A ces pays, il faut rajouter ceux qui restreignent le droit d’interrompre volontairement une grossesse : autorisation du géniteur, autorisation parentale pour les mineures, avortement uniquement en cas de viol, de danger pour la vie de la “mère”, de malformation du foetus, tarifs prohibitifs, mesures “désincitatives”. Derniers exemples en date : l’Espagne qui restreint l’accès à l’avortement pour les femmes mineures ; le Portugal qui a voté une loi déremboursant l’acte et soumettant la femme qui désire avorter à des entretiens préalables humiliants.

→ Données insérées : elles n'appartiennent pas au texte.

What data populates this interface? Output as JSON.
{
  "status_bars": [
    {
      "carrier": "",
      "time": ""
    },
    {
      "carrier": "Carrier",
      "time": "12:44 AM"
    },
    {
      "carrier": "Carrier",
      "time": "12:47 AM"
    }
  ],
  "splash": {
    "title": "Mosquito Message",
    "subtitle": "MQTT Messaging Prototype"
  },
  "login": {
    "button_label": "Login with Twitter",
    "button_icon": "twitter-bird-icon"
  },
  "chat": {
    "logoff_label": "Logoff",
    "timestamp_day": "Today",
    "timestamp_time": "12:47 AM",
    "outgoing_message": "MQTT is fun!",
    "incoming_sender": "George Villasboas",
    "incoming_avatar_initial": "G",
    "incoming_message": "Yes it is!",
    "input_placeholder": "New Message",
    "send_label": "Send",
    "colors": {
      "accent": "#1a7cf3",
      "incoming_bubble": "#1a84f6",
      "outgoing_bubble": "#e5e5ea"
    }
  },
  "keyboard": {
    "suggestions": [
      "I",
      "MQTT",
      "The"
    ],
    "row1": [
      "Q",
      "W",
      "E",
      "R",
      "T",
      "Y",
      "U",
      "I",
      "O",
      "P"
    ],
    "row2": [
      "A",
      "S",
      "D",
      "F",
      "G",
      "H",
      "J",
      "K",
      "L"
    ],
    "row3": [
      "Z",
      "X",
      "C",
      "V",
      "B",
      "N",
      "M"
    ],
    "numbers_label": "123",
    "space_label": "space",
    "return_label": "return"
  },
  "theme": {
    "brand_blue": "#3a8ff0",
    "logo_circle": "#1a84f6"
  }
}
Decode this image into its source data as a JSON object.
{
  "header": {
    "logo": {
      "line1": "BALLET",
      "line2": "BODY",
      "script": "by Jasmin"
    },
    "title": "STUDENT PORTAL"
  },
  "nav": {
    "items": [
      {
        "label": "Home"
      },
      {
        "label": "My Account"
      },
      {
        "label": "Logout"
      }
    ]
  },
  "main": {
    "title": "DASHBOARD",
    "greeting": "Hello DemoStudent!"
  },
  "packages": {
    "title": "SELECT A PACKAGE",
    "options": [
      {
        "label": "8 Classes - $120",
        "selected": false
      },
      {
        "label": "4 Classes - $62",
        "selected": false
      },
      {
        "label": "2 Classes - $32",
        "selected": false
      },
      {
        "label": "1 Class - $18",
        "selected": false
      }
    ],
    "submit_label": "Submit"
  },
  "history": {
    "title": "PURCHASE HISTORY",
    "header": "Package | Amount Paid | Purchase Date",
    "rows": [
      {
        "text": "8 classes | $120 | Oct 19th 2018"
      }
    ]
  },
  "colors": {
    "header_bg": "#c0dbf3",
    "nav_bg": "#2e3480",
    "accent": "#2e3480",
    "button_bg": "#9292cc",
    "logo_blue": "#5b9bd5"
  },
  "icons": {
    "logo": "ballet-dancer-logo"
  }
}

Une femme qui désire avorter est donc considérée comme une femme coupable, coupable d’avoir eu des relations sexuelles hors mariages, coupable de vouloir le contrôle sur son propre corps, coupable de vouloir échapper au pouvoir patriarcal qui s’exerce sur l’utérus des femmes.

 

Alors que la France a connu des avancées ces derniers mois, garantissant un peu plus le droit d’avorter, il ne faut pas oublier que seul 39% de la population mondiale vit dans des pays où l'IVG pratiqué à la demande de la femme est autorisé. En ce 28 septembre, journée mondiale pour l’accès à l’avortement sûr et légal, un chiffre fait froid dans le dos : celui du nombre de femmes qui décèdent chaque année des suites d’un avortement clandestin. 47 000. Soit une femme toutes les 9 minutes. Parmi celles qui en réchappent, beaucoup devront vivre avec des séquelles, quand ce n’est pas l’incarcération qui les attend.

Criminaliser l’avortement ne réduit pas le nombre d’avortements. Criminaliser l’avortement tue. La culpabilité incombe aux autorités qui, par idéologie, dogmatisme, conservatisme, refusent qu’elles puissent avorter dans des conditions sûres et dignes. Les femmes qui avortent sont non coupables !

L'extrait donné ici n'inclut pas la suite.